P. Rodriguez-Fernandez, A. E. White, A. J. Creely, M. J. Greenwald, N. T. Howard, F. Sciortino, J. C. Wright
Fusion Science and Technology | Volume 74 | Number 1 | July-August 2018 | Pages 65-76
Technical Paper | doi.org/10.1080/15361055.2017.1396166
Articles are hosted by Taylor and Francis Online.
Understanding transport in magnetically confined plasmas is critical for developing predictive models for future devices such as ITER. Thanks to recent progress in simulation and theory, along with enhanced computational power and better diagnostic systems, direct and quantitative comparisons between experimental results and models is possible. However, validating transport models using additional constraints and accounting for experimental uncertainties still remains a formidable task.
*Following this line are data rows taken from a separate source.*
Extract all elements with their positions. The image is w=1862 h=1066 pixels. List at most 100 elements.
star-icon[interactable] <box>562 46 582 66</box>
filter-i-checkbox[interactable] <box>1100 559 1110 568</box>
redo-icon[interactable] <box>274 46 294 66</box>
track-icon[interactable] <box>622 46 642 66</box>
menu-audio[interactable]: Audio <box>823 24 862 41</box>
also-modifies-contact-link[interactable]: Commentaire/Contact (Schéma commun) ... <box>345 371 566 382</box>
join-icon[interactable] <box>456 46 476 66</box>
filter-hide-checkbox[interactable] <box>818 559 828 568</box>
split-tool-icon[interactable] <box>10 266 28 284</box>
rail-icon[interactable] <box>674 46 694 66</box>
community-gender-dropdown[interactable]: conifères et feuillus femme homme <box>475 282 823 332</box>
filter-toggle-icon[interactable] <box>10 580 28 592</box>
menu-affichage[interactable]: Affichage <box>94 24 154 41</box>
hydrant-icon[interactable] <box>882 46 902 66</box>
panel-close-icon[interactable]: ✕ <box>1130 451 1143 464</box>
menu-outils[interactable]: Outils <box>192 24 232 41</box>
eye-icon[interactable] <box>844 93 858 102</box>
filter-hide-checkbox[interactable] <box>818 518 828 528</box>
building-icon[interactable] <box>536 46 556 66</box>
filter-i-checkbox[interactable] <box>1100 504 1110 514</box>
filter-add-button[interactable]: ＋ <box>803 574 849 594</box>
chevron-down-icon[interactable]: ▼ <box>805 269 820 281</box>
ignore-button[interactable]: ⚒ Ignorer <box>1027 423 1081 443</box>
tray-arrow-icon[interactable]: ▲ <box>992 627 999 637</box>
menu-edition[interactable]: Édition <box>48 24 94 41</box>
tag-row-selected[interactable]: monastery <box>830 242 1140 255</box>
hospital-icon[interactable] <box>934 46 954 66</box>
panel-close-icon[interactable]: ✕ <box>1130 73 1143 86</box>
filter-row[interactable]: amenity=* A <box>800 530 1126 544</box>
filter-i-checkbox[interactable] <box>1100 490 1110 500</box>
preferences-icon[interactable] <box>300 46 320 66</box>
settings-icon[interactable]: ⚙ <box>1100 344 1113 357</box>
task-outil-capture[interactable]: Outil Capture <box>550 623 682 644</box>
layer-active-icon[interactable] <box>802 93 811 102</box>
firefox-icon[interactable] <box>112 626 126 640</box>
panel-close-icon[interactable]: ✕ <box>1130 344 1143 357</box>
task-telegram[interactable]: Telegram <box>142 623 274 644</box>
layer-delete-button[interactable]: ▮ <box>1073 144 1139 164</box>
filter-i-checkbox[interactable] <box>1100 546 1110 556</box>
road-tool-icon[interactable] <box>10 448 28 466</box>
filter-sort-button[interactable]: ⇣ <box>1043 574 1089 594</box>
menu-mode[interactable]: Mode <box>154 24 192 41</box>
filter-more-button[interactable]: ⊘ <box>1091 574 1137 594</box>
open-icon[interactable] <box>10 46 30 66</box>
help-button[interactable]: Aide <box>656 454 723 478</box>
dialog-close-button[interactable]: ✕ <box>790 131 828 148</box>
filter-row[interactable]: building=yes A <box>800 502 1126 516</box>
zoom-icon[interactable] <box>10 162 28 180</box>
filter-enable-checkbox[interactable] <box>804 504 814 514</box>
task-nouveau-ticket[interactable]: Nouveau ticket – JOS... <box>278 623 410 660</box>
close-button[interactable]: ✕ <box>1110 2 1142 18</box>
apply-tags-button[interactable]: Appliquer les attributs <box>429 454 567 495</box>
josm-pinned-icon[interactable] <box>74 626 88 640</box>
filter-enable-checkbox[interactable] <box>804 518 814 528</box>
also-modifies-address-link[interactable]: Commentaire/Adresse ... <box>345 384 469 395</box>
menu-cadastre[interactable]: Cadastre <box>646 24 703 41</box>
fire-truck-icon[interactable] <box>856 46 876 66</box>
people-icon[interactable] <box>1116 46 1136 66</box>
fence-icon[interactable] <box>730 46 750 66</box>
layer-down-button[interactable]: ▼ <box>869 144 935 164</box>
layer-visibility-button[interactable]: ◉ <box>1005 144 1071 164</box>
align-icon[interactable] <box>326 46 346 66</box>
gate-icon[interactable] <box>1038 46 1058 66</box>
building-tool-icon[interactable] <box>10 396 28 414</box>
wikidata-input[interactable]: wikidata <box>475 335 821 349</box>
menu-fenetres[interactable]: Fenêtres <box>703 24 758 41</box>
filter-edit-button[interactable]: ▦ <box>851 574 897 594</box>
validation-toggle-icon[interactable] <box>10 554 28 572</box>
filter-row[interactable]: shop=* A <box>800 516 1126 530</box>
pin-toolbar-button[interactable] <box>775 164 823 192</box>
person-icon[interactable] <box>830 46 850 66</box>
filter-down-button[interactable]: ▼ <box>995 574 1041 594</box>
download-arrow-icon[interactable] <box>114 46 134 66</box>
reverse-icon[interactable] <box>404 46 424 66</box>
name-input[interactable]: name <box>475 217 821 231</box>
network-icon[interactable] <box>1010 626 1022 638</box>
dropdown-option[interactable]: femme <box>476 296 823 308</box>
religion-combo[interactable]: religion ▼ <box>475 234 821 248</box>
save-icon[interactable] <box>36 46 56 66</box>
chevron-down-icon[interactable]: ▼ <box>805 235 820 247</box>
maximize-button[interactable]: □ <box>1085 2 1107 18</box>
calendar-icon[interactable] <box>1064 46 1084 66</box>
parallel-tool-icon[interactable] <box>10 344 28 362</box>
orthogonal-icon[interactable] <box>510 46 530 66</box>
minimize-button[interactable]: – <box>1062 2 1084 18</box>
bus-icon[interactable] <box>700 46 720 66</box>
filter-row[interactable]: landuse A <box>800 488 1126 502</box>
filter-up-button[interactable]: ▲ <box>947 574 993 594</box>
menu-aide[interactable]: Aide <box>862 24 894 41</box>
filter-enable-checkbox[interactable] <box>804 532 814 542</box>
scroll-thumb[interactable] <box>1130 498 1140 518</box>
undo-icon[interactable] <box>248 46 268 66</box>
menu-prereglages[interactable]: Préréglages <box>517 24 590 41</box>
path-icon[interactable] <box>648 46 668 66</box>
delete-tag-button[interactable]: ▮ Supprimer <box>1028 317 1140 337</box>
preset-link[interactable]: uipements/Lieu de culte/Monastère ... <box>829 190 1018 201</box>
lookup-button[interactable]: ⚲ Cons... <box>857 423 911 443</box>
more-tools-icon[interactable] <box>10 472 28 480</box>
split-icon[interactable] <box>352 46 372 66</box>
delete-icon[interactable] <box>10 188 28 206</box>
In this work, a new optimization framework is developed to address the issue of constrained validation of transport models. The Validation via Iterative Training of Active Learning Surrogates (VITALS) framework exploits surrogate-based strategies using Gaussian processes and sequential parameter updates to achieve the combination of plasma parameters that matches experimental transport measurements within diagnostic error bars. VITALS is successfully implemented to study L-mode plasmas in the Alcator C-Mod tokamak, and for the first time, additional measurable quantities, such as incremental diffusivity and fluctuation levels, are used during the validation process of the quasi-linear transport models TGLF-SAT1 and TGLF-SAT0. First results indicate that these machine-learning algorithms are very suitable and adaptable as a self-consistent, fast, and comprehensive validation methodology for plasma transport codes.